Connor Prochaska, nominee to lead ARPA‑E, told the Senate Energy and Natural Resources Committee he would pursue high‑risk, high‑reward projects across nuclear, fusion, geothermal and other technologies while senators pressed him on a proposed 57% budget cut and whether renewables would be supported.

Connor Prochaska, President Trump’s nominee to lead the Advanced Research Projects Agency–Energy (ARPA‑E), told the Senate Energy and Natural Resources Committee on May 13 that he would pursue a broad, high‑risk/high‑reward research portfolio and avoid prematurely “picking winners” while managing projects to maximize commercial impact.

Prochaska, who previously served as DOE’s chief commercialization officer and as ARPA‑E chief of staff, described ARPA‑E’s selection process as one that "brings in the best program managers" and subjects proposals to a "crucible of internal debates and external reviews" to identify programs that move technology toward commercialization.

The most contested line of questioning focused on the agency’s budget. Senator Angus King pressed Prochaska on the Trump administration’s fiscal year 2026 proposal that would cut ARPA‑E funding by about 57 percent and cited language in budget materials stating that "Green new scam technologies are not supported." King said he planned to watch "what you do and not what you say," arguing that budget levels are themselves policy. Prochaska responded that he could not comment on definitions in the budget document but said, if confirmed, ARPA‑E’s portfolio would include the technologies the committee discussed earlier and that the agency would "maximize the resources" available to achieve its mission.

Other senators asked how ARPA‑E would support nuclear‑related research, small modular reactors and the commercialization pipeline. Prochaska cited prior ARPA‑E work on advanced reactors, said he would coordinate with DOE offices to avoid duplication and stressed active program management and engagement with industry, venture capital and national labs to move promising projects toward private financing.

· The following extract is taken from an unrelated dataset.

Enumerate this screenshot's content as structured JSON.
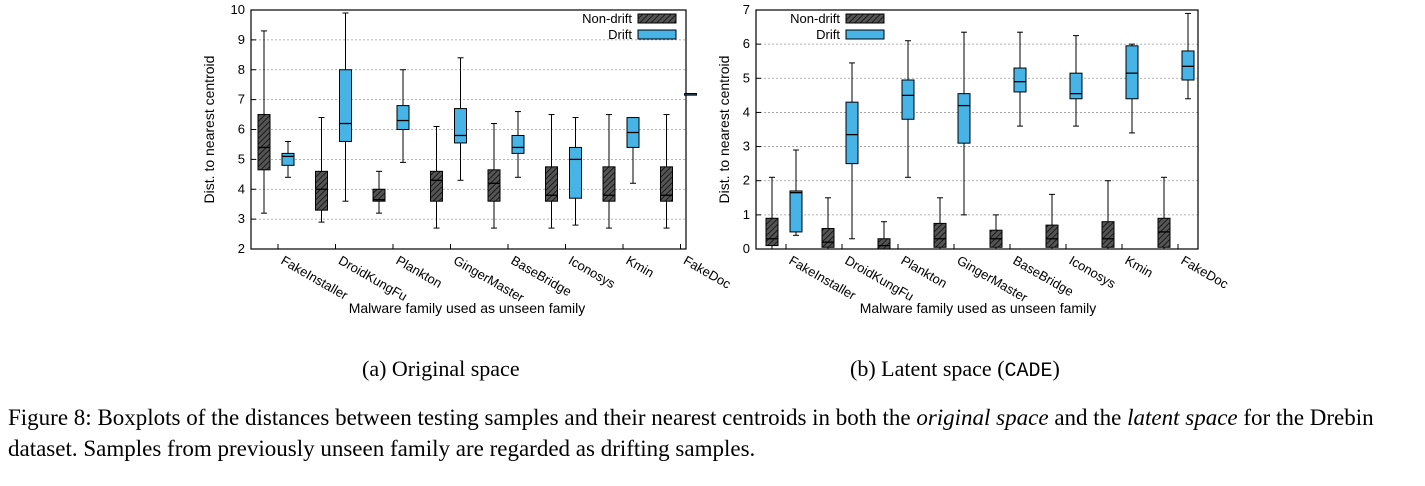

Why this matters: ARPA‑E has been credited with early-stage support for technologies that later scaled in the private sector. A statutory or appropriations‑driven reduction of agency funding would materially change the scale of ARPA‑E’s ability to underwrite risky early‑stage projects that lack near‑term private capital.

What was not decided: The committee heard commitments but no final budget decisions; appropriations remain subject to Congress. Prochaska emphasized the agency’s mission and said he would work with the committee if confirmed.

Ending: Senators left the record open for written questions; several members signaled they would submit follow‑up questions about priorities and funding.